Heck continued, “Here are some tips on what you should do and what you should look for before agreeing to hire a contractor:
• Ask for a written, itemized estimate for the work they are offering to do. Anyone unwilling to provide an estimate is not worth your time and money.
• Ask for a business card or other identification. Any legitimate contractor will have business cards.
• Be wary of unmarked vehicles and trucks. If possible, photograph the contractor’s work truck; photograph the license plate on the vehicles or photograph their identification.
• This information can be very valuable in the event law enforcement becomes involved.
• Call the Better Business Bureau and ask if they have any information on the business.

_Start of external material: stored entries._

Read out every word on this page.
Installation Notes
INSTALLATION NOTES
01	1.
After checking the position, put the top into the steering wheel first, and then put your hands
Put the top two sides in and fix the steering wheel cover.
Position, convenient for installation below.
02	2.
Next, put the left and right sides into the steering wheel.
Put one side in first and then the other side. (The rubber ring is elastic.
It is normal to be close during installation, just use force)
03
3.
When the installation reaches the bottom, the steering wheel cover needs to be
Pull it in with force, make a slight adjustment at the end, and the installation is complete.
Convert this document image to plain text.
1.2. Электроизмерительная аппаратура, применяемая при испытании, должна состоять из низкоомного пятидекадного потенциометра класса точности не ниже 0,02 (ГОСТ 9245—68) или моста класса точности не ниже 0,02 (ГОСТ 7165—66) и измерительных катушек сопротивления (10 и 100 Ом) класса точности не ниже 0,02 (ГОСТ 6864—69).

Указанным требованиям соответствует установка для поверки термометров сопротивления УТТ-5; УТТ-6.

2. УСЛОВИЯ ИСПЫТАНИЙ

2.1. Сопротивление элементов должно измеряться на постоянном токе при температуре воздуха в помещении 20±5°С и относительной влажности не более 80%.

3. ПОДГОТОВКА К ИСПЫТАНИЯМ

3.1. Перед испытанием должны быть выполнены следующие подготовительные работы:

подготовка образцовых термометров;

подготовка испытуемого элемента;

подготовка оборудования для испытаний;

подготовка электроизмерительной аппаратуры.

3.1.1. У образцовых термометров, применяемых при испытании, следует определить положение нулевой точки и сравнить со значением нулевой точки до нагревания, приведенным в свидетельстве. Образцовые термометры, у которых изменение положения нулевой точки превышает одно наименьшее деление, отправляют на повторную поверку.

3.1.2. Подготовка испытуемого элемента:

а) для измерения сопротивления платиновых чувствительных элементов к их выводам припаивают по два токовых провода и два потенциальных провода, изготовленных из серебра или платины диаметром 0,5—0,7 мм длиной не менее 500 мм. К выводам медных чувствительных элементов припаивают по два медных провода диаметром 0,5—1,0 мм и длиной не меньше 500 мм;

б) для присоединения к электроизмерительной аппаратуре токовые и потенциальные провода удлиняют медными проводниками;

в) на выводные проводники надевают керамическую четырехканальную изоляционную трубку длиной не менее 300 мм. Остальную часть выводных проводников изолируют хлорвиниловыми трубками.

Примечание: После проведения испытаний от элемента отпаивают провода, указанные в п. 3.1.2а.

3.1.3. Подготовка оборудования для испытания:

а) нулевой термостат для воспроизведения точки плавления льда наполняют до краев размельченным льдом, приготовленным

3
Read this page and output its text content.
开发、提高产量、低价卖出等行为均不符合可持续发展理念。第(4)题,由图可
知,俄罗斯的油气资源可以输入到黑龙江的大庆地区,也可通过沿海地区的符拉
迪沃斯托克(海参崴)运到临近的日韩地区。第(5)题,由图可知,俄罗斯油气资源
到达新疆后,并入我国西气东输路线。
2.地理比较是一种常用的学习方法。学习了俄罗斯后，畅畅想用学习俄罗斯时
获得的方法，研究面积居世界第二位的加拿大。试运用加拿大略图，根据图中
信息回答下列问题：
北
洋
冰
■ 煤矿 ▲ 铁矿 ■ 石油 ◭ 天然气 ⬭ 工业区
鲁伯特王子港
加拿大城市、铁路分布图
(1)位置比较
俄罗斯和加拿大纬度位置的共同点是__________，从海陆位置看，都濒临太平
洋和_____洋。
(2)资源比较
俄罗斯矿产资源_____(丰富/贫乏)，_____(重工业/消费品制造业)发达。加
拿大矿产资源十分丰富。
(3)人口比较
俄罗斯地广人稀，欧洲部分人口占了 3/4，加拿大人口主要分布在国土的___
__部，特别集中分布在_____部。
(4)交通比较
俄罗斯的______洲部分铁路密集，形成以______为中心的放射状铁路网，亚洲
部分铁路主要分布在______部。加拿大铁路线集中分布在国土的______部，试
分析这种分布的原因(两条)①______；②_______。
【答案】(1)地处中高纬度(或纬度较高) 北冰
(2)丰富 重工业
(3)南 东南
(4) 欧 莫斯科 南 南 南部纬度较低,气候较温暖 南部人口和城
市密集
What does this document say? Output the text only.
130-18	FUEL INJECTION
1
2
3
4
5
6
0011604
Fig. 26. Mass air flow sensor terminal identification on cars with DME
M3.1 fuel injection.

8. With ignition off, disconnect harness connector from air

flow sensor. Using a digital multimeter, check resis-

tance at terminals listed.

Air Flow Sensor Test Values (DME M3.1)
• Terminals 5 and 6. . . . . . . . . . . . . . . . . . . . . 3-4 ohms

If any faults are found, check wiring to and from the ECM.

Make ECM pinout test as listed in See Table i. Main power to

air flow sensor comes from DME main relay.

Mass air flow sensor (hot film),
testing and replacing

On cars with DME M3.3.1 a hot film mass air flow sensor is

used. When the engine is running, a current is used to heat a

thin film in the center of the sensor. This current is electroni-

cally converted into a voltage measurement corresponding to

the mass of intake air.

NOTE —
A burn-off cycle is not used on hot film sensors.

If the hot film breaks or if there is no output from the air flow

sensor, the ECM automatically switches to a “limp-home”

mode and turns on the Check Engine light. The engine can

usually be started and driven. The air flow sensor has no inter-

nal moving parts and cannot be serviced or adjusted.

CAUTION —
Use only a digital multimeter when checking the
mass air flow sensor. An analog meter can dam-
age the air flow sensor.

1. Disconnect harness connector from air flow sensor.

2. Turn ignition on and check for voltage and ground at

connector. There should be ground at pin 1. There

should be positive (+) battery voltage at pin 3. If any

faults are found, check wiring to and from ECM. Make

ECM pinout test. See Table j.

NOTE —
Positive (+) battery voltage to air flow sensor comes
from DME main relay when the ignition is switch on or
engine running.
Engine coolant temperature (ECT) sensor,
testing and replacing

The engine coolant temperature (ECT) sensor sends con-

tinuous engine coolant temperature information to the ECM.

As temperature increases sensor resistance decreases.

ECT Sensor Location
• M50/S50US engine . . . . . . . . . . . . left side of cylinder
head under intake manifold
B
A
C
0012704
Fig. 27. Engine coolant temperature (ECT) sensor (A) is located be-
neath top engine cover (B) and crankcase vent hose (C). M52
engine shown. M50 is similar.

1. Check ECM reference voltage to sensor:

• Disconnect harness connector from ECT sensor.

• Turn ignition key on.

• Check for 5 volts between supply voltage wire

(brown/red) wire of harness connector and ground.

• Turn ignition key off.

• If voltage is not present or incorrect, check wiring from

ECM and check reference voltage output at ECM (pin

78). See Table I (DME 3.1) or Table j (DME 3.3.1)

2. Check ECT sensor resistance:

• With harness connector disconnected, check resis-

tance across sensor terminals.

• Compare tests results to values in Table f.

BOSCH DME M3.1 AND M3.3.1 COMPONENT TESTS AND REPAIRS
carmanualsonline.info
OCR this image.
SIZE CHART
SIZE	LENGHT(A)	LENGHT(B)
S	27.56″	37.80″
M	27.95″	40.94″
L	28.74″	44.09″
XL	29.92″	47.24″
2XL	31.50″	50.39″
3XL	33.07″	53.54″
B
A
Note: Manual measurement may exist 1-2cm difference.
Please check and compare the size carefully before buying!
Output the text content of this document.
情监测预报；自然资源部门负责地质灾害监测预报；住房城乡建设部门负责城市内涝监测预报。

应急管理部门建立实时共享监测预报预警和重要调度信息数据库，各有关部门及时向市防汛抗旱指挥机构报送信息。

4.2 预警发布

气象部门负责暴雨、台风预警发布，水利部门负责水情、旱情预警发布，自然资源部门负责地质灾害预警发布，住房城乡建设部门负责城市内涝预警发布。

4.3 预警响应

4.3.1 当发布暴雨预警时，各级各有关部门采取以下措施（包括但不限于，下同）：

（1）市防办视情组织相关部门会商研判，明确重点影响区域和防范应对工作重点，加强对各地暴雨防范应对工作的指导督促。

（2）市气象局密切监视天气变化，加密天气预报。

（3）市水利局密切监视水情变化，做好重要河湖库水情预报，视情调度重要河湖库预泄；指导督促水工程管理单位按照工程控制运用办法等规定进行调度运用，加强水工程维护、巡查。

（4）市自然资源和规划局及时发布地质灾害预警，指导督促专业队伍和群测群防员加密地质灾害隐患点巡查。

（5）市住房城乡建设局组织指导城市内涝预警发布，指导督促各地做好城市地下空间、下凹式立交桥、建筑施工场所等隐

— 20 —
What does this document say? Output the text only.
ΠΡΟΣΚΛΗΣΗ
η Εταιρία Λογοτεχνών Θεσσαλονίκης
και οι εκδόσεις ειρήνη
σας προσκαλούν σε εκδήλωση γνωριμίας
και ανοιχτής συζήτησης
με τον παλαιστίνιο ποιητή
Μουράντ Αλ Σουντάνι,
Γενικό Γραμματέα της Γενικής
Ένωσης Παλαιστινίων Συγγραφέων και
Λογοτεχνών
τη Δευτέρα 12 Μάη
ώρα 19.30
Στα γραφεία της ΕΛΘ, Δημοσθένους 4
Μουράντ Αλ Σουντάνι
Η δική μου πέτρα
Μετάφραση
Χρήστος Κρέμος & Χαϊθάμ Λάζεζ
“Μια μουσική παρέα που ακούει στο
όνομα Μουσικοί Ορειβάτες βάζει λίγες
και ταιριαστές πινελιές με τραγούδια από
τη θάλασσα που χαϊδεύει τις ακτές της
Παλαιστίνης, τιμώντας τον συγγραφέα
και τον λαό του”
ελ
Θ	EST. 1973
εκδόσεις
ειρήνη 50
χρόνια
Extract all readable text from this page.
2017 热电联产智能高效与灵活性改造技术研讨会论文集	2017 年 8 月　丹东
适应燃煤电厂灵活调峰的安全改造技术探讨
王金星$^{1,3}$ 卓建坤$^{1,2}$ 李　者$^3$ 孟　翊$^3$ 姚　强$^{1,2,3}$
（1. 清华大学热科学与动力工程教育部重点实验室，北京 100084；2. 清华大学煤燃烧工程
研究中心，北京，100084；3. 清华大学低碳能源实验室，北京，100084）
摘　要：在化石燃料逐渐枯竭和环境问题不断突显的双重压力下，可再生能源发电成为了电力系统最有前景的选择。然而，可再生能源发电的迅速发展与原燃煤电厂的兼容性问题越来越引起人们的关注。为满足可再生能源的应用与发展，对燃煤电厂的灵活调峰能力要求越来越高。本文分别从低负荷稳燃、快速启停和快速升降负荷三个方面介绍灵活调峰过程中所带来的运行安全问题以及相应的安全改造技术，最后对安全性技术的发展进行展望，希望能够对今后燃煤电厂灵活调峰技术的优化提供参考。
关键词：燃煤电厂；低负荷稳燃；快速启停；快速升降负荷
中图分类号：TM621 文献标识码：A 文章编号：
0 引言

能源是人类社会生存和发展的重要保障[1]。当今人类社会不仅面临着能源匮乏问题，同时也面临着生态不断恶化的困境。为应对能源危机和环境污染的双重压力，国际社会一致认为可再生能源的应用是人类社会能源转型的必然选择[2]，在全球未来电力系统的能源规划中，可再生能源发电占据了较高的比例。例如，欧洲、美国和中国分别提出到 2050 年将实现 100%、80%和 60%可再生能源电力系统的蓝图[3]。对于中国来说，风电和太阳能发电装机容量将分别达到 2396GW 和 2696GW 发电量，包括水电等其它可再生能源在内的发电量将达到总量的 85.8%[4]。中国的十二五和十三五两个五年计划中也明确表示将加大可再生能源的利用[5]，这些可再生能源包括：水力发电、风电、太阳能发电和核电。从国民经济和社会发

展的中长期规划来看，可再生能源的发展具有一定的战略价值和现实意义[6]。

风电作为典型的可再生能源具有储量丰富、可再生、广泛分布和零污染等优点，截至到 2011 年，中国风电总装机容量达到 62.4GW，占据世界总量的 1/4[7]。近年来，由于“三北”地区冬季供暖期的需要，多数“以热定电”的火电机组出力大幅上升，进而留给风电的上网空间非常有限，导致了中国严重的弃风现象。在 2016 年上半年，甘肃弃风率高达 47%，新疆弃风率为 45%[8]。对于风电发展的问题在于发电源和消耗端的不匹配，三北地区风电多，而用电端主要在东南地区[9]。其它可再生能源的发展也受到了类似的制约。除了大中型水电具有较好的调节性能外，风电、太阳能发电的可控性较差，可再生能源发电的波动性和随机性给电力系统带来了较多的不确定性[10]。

• See if they are licensed to do business in the State of Ohio – visit the Secretary of State’s website and see if they are registered in Ohio.
• Make sure to ask if the business is licensed and bonded. Ask if they have proof. All legitimate home contractors should be willing to provide proof they are licensed, bonded, and insured.
• Do not pay the total amount up‐front before the contractor does any work. They might well take your money and run.
• Roofing contractors are a special concern. The contractor may offer to patch or replace your roof for a good price. However, if the work they perform is subpar, you are left with a leaky roof and the contractor is long gone.
“If you are approached by contractors who appear to be fraudulent, call the Better Business Bureau and report them,” Heck added. “If you have paid them money or received no services, call your local police agency or my Consumer Fraud Unit to report the problem. If we determine the contractor is breaking the law, we will make every attempt to identify and prosecute them and hold them accountable.”
Warrants have been issued for the arrest of both defendants. They are scheduled to be arraigned on Tuesday, Feb. 18 at 8:30 a.m.